To prevent drug resistance, treatment needs to be effective and the full prescribed course of treatment needs to be completed. However, this can be difficult to monitor, especially in low to middle income countries where health care access may be limited. For example, perhaps a treatment centre is using low quality drugs, which is known to promote drug resistance occurring and spreading. This model allows these treatment centres to be identified, whilst accounting for uncertainty in the data collection, and varying disease prevalence over the region.
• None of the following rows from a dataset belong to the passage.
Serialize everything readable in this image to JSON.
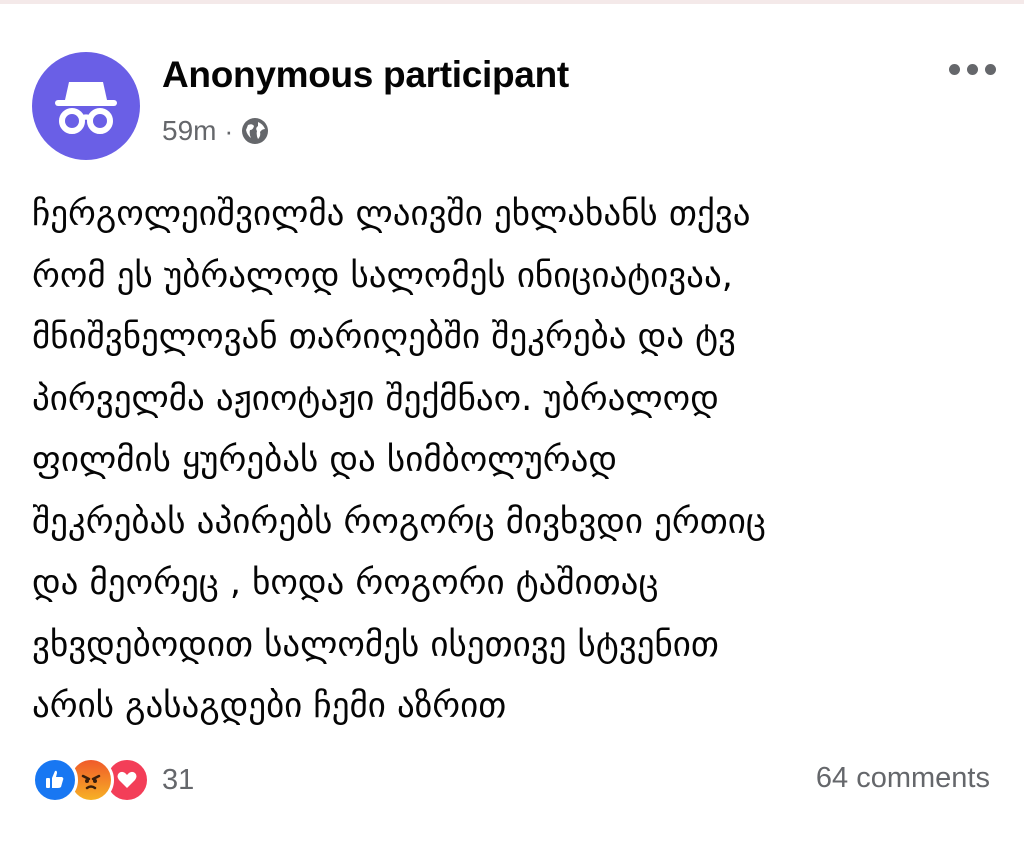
{
  "post": {
    "author": "Anonymous participant",
    "time": "59m",
    "separator": "·",
    "audience_icon": "globe-icon",
    "avatar_icon": "incognito-icon",
    "avatar_color": "#6a5fe6",
    "text_lines": [
      "ჩერგოლეიშვილმა ლაივში ეხლახანს თქვა",
      "რომ ეს უბრალოდ სალომეს ინიციატივაა,",
      "მნიშვნელოვან თარიღებში შეკრება და ტვ",
      "პირველმა აჟიოტაჟი შექმნაო. უბრალოდ",
      "ფილმის ყურებას და სიმბოლურად",
      "შეკრებას აპირებს როგორც მივხვდი ერთიც",
      "და მეორეც , ხოდა როგორი ტაშითაც",
      "ვხვდებოდით სალომეს ისეთივე სტვენით",
      "არის გასაგდები ჩემი აზრით"
    ]
  },
  "reactions": {
    "icons": [
      "like-icon",
      "angry-icon",
      "love-icon"
    ],
    "count": "31"
  },
  "comments_label": "64 comments",
  "colors": {
    "like": "#1877f2",
    "love": "#f33e58",
    "angry": "#f7b125",
    "secondary_text": "#65676b"
  }
}
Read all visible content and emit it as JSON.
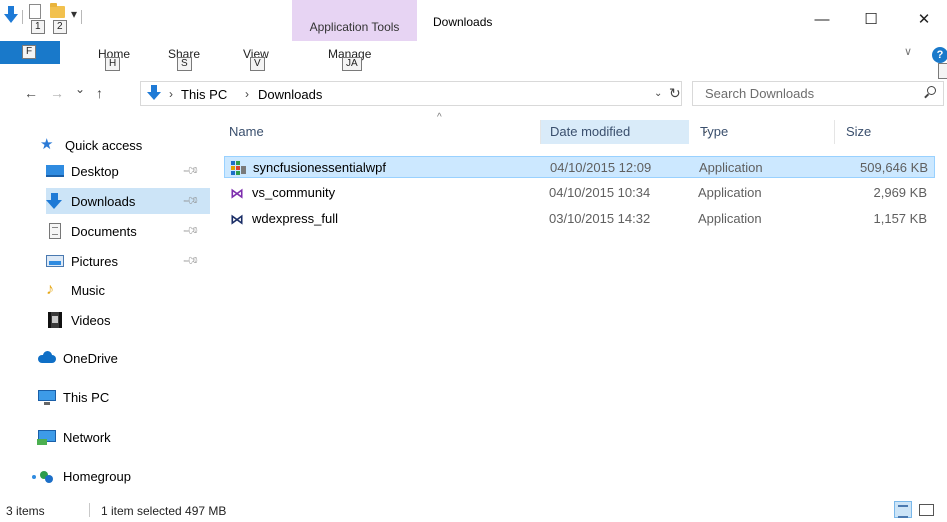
{
  "quick_access_toolbar": {
    "keytip_1": "1",
    "keytip_2": "2",
    "dropdown_glyph": "▾"
  },
  "contextual_tab": {
    "label": "Application Tools"
  },
  "window": {
    "title": "Downloads",
    "minimize_glyph": "—",
    "maximize_glyph": "☐",
    "close_glyph": "✕"
  },
  "ribbon": {
    "file_keytip": "F",
    "tabs": [
      {
        "label": "Home",
        "keytip": "H"
      },
      {
        "label": "Share",
        "keytip": "S"
      },
      {
        "label": "View",
        "keytip": "V"
      },
      {
        "label": "Manage",
        "keytip": "JA"
      }
    ],
    "collapse_glyph": "∨",
    "help_glyph": "?"
  },
  "navigation": {
    "back_glyph": "←",
    "forward_glyph": "→",
    "recent_glyph": "⌄",
    "up_glyph": "↑",
    "breadcrumb": [
      "This PC",
      "Downloads"
    ],
    "breadcrumb_separator": "›",
    "dropdown_glyph": "⌄",
    "refresh_glyph": "↻"
  },
  "search": {
    "placeholder": "Search Downloads",
    "icon": "search-icon"
  },
  "sidebar": {
    "quick_access": "Quick access",
    "pinned": [
      {
        "label": "Desktop",
        "icon": "desktop-icon",
        "pinned": true
      },
      {
        "label": "Downloads",
        "icon": "downloads-icon",
        "pinned": true,
        "selected": true
      },
      {
        "label": "Documents",
        "icon": "documents-icon",
        "pinned": true
      },
      {
        "label": "Pictures",
        "icon": "pictures-icon",
        "pinned": true
      },
      {
        "label": "Music",
        "icon": "music-icon",
        "pinned": false
      },
      {
        "label": "Videos",
        "icon": "videos-icon",
        "pinned": false
      }
    ],
    "locations": [
      {
        "label": "OneDrive",
        "icon": "onedrive-icon"
      },
      {
        "label": "This PC",
        "icon": "this-pc-icon"
      },
      {
        "label": "Network",
        "icon": "network-icon"
      },
      {
        "label": "Homegroup",
        "icon": "homegroup-icon"
      }
    ]
  },
  "file_list": {
    "columns": {
      "name": "Name",
      "date_modified": "Date modified",
      "type": "Type",
      "size": "Size"
    },
    "sort_glyph": "^",
    "column_dropdown_glyph": "⌄",
    "rows": [
      {
        "name": "syncfusionessentialwpf",
        "date": "04/10/2015 12:09",
        "type": "Application",
        "size": "509,646 KB",
        "selected": true,
        "icon": "syncfusion-icon"
      },
      {
        "name": "vs_community",
        "date": "04/10/2015 10:34",
        "type": "Application",
        "size": "2,969 KB",
        "selected": false,
        "icon": "visual-studio-icon"
      },
      {
        "name": "wdexpress_full",
        "date": "03/10/2015 14:32",
        "type": "Application",
        "size": "1,157 KB",
        "selected": false,
        "icon": "visual-studio-express-icon"
      }
    ]
  },
  "status_bar": {
    "item_count": "3 items",
    "selection": "1 item selected  497 MB"
  },
  "colors": {
    "accent": "#1979ca",
    "selection": "#cce8ff",
    "contextual_tab": "#e7d4f3"
  }
}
To demonstrate the main model of my project, consider a toy example in Square Land over 20 years (see figures). Within Square Land you have sampled infected people, at different locations and times, and identified whether they carry a resistant strain or not. In addition, suppose you know the location of five treatment access points, such as health care centres or hospitals (however knowledge of the exact locations is not a requirement of the model). There is data on infected people in Square Land for 20 years. Some patients are carrying a sensitive strain, and some are carrying a resistant. We know the location and time that people were tested, and that there is more disease prevalence at the bottom of Square Land.
The model created here identifies which hotspot is introducing more resistant infections into the population. In this example, the model identifies that the top left hotspot (hotspot 1) is contributing the most resistant infection into the population. Therefore, if hotspot 1 was a health care centre, it would be worth investigating the quality of the drugs administered here and/or the adherence of the patients. If this hotspot was a transport hub, it would inform us that drug resistance is entering the population from outside. The middle hotspot (hotspot 3) has more resistant infections in the region (due to higher prevalence of malaria cases here), however because the model explicitly accounts for the higher prevalence of malaria (not necessarily drug resistant malaria) at the bottom of Square Land, it stills successfully identifies hotspot 1. Analysis without a mechanistic component, as presented here, would incorrectly suggest investing hotspot 3, not hotspot 1.